As I push my grocery cart through Safeway, a song from The Killers pipes through the speakers:

Are we human
Or are we dancer?

As a former dancer, I am forever intrigued by those lyrics. Why can’t we be both? This song brings me back to the early 80’s when I was a dance major in college. Picture leg warmers . . . an off-the-shoulder sweatshirt . . . a super-high ponytail on just one side. The movie Flashdance came out during my sophomore year. Yeah, I was a “manic, maniac!

After just two years of twirling in academia, though, I changed my major to education and went on to teach kindergarten through college for the next 34 years. Yet, who I am as a teacher now is greatly shaped by my college dance professors who embraced both their art and their students. From them, I learned the importance of consistency, enthusiasm, and genuineness in teaching – qualities I didn’t learn in any formal education course.

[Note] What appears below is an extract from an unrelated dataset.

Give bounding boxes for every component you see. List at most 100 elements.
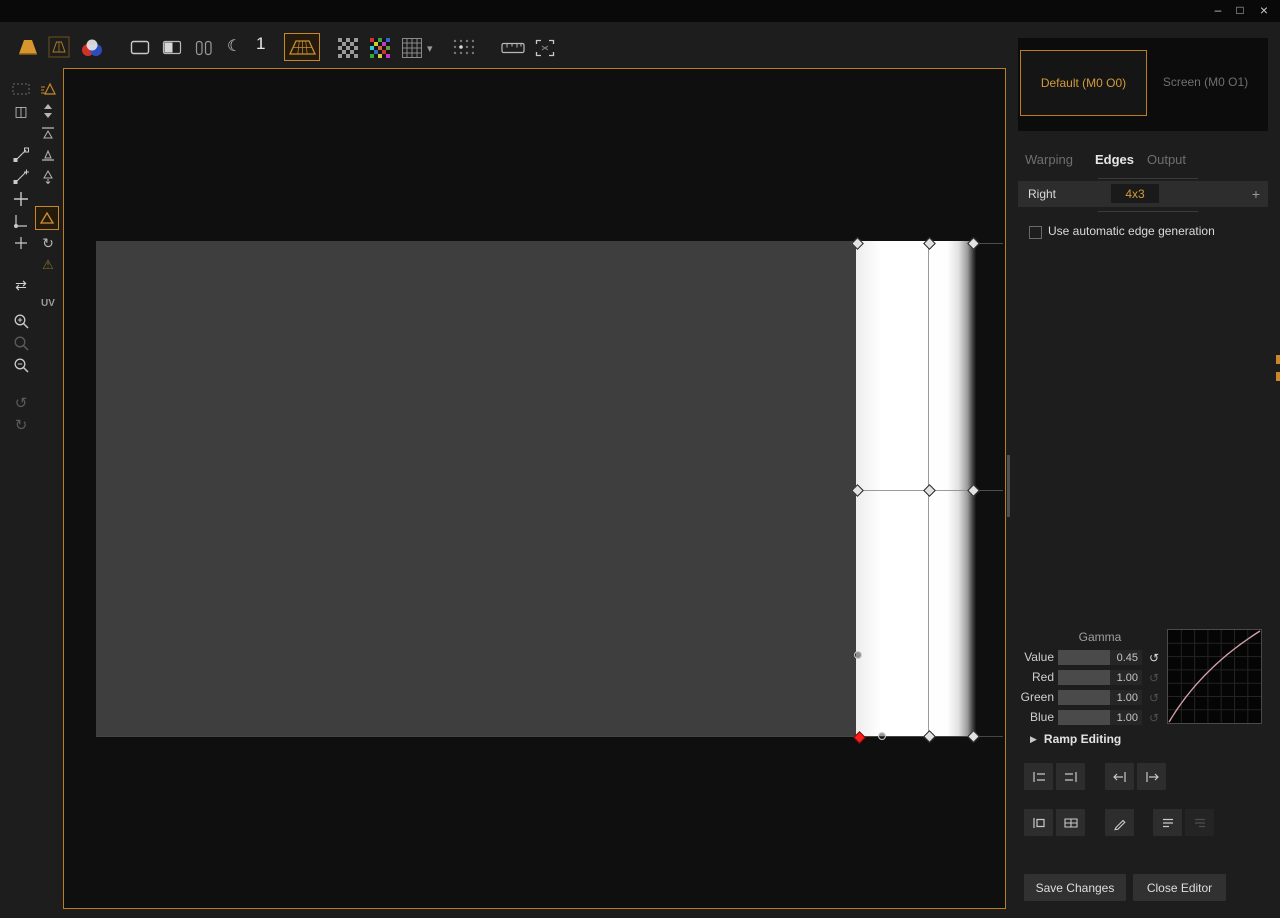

First, there was Sybil. She may have had a last name, but she was simply Sybil to us. She piled her white-blonde hair in a bun and her flowy scarves trailed behind her. Most humans walk to get from one place to another, but Sybil glided. Her interactions with her students also had that same smooth quality.

My personal tendency is not-so-much to glide as to sprint through the day. But, when I think of Sybil I slow myself down. My students have stresses of their own; there is no need for me to compound what they are going through. In fact, I now recognize what Sybil was doing was co-regulating with her students. In slowing her speech and deepening her breaths, she encouraged students to do the same without uttering a directive.

Sybil was consistent, which provided stability for all of us. She once advised us to “check your troubles at the stage door.” In other words, have boundaries between the emotional drama-du-jour and the work of being a dancer. In my teaching, I release my problems at the classroom door à la Sybil. I have a much better day as a result, and I can always pick up my worries again after class if I want. More importantly, my students have a steady force in me, too.

Then, there was Donna. Donna didn’t glide, she bounced. My visions of her involve her leaping, twirling, and smiling all the while. She was tiny with sassy-short hair, but it seemed like she could stop an oncoming train if needed. Her passion and strength were and are inspirational to me. I remember what it felt like to be on the other side of that enthusiasm, and it is something I strive to bring to my class every day (even when teaching my stats students about “failing to reject the null hypothesis”).

Finally, there was Patty. Patty defied the pressures to be uncomfortably thin as a dancer. Rather, you had the sense that she could really enjoy some good barbecue. But no matter, she could launch herself through space like no other. And she used her body to not only fly but to ground herself deeply to the earth. Patty loved dance, and she wasn’t about to let anyone tell her she wasn’t doing it right simply because of her size.  She was confident and true to herself, and this is something I strive to bring to my teaching.

To be sure, not all my dance teachers were inspirations. The professor who told me to lose weight when I was already thin. The TA who literally threw a book at me when I forgot to bring mine to class. The ballet teacher who ruled cruelly . . .

In all, I learned from my dance professors that the person who is the teacher is just as important as any teaching technique. Author Parker Palmer wrote, “We teach who we are.” Sybil, Donna, and Patty were the most human of dancers, and it is that humanity I want to bring to my teaching each and every day.